Subgradients and ADMM

Let f be a convex function. Either
- Prove the Fenchel-Young inequality f(x) + f*(y) ≥ x^Ty and show that it holds with equality if and only if y ∈ ∂f(x), or
- Prove that y ∈ ∂f(x) if and only if y^Td ≤ f′(x;d) for all d ∈ Rⁿ, where f′(x;d) is the ordinary directional derivative of f at x in the direction d
My notes on subgradients and the subdifferential are here.
Implement the ADMM method for the LASSO problem on p.43 of the ADMM paper by Boyd et al. See p.32 for the definition of the soft thresholding operator S. My annotated version of the relevant parts of the Boyd paper is here.
1. First test it on a small problem and check whether you get the right answer using cvx.
2. Then fix A to be a randomly generated large but very sparse matrix via A=sprandn(M,N,density); (sparse-random-normal distribution) with M=100000, N=10000, density=2/M. Take a look at its sparsity pattern by typing spy(A), shg (note that nnz, at the bottom, means number of nonzeros, which you can also display directly with nnz(A)). Set b=randn(M,1); and fix rho (i.e. ρ) to some positive value.
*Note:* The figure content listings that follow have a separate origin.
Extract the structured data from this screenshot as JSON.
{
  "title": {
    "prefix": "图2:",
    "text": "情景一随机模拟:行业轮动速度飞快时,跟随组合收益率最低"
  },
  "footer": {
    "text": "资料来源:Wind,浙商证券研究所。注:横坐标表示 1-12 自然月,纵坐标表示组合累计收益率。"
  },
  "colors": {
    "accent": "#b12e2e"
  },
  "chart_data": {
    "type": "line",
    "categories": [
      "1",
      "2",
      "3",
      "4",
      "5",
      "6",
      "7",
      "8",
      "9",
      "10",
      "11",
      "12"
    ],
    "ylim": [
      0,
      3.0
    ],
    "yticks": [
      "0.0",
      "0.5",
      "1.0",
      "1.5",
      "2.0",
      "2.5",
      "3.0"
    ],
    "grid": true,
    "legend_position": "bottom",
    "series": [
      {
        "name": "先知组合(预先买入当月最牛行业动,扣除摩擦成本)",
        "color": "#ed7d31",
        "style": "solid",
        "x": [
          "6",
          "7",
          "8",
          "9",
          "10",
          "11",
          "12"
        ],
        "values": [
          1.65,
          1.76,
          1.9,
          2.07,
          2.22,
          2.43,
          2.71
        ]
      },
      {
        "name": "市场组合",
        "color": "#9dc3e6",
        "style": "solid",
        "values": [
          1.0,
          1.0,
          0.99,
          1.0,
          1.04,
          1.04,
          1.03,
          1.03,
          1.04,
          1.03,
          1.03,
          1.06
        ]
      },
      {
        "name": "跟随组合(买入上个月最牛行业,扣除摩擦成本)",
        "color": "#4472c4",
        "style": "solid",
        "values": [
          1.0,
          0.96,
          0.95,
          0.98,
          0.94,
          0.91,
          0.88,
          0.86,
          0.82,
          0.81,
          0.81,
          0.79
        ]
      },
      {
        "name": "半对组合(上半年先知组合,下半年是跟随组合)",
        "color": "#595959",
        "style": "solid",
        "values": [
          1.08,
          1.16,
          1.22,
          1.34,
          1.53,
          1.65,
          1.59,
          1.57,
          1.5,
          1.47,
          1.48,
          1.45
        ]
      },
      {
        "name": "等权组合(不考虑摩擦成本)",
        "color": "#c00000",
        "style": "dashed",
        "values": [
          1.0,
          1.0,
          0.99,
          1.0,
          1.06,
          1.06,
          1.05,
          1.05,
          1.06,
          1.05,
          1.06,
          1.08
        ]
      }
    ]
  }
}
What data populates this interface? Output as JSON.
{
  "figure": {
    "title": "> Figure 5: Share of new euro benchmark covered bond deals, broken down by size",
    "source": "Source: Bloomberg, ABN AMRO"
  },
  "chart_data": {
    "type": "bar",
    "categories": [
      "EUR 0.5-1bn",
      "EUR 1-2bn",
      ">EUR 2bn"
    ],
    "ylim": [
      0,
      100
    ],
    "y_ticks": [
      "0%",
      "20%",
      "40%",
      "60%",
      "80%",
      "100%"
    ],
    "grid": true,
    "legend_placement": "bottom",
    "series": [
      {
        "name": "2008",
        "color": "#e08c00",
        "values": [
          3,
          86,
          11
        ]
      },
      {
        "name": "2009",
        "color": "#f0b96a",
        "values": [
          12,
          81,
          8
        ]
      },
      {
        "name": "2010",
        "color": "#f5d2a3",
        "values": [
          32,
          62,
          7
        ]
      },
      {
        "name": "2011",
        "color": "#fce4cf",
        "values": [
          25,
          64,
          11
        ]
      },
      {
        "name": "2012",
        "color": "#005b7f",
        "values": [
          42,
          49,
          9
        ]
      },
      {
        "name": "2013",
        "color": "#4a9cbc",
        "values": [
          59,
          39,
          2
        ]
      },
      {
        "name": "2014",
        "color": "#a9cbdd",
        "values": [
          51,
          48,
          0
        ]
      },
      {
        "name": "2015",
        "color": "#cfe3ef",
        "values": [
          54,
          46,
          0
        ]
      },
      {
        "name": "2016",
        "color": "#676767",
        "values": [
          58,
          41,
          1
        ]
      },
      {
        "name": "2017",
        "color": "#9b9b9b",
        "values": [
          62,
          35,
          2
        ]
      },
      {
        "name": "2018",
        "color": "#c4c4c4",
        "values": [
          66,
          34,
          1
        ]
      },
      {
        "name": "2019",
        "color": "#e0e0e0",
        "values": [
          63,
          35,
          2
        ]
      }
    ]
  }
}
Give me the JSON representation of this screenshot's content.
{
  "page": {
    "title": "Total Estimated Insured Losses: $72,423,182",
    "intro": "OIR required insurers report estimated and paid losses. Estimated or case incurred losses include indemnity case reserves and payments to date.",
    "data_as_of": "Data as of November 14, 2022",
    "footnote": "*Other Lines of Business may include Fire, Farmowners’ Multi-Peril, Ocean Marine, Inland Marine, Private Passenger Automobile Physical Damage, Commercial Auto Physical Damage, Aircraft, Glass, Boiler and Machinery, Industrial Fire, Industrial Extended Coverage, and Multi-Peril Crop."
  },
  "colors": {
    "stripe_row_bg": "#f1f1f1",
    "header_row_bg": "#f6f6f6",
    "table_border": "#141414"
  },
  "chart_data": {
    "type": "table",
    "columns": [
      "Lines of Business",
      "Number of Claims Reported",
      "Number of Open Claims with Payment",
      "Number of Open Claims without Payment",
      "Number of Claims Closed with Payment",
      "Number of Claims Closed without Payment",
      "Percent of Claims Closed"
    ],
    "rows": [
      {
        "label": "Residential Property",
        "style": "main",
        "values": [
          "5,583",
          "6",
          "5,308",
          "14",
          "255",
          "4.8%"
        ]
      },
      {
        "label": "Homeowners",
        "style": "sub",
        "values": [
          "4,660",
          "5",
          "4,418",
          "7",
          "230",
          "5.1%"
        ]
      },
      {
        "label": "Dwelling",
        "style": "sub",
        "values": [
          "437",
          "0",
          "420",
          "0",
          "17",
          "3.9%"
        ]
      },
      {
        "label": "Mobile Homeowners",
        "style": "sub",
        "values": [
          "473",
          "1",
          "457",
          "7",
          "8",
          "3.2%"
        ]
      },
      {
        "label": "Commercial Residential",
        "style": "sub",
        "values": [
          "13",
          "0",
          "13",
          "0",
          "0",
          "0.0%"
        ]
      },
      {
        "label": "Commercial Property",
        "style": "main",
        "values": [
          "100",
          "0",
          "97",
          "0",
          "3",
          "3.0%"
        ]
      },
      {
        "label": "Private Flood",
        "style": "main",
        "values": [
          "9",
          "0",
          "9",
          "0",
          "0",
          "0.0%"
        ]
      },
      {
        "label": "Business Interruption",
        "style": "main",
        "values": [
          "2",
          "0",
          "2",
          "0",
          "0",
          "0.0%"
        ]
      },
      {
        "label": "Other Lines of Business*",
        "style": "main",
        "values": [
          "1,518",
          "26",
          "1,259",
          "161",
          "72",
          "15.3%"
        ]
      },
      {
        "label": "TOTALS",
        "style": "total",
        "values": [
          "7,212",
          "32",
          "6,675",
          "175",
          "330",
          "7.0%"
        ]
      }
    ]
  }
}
Then compute the (sparse) Cholesky factorization LL^T (see p.669 of BV) of A^TA + ρ I via B = A'*A + rho*speye(N); L=chol(B,'lower'); (speye means sparse identity; do not compute the dense identity matrix eye(N)) before the ADMM iteration starts. Take a look at L's sparsity with spy(L). Then, inside the ADMM iteration you can solve the relevant systems with forward and back substitution (Algorithm C.2, p.670 of BV), using the backslash operator \.
For both the small problem and the large problem
- Experiment with λ : does larger λ result in solutions x which are more sparse, as it should?
- Experiment with ρ : what effect does this have on the method?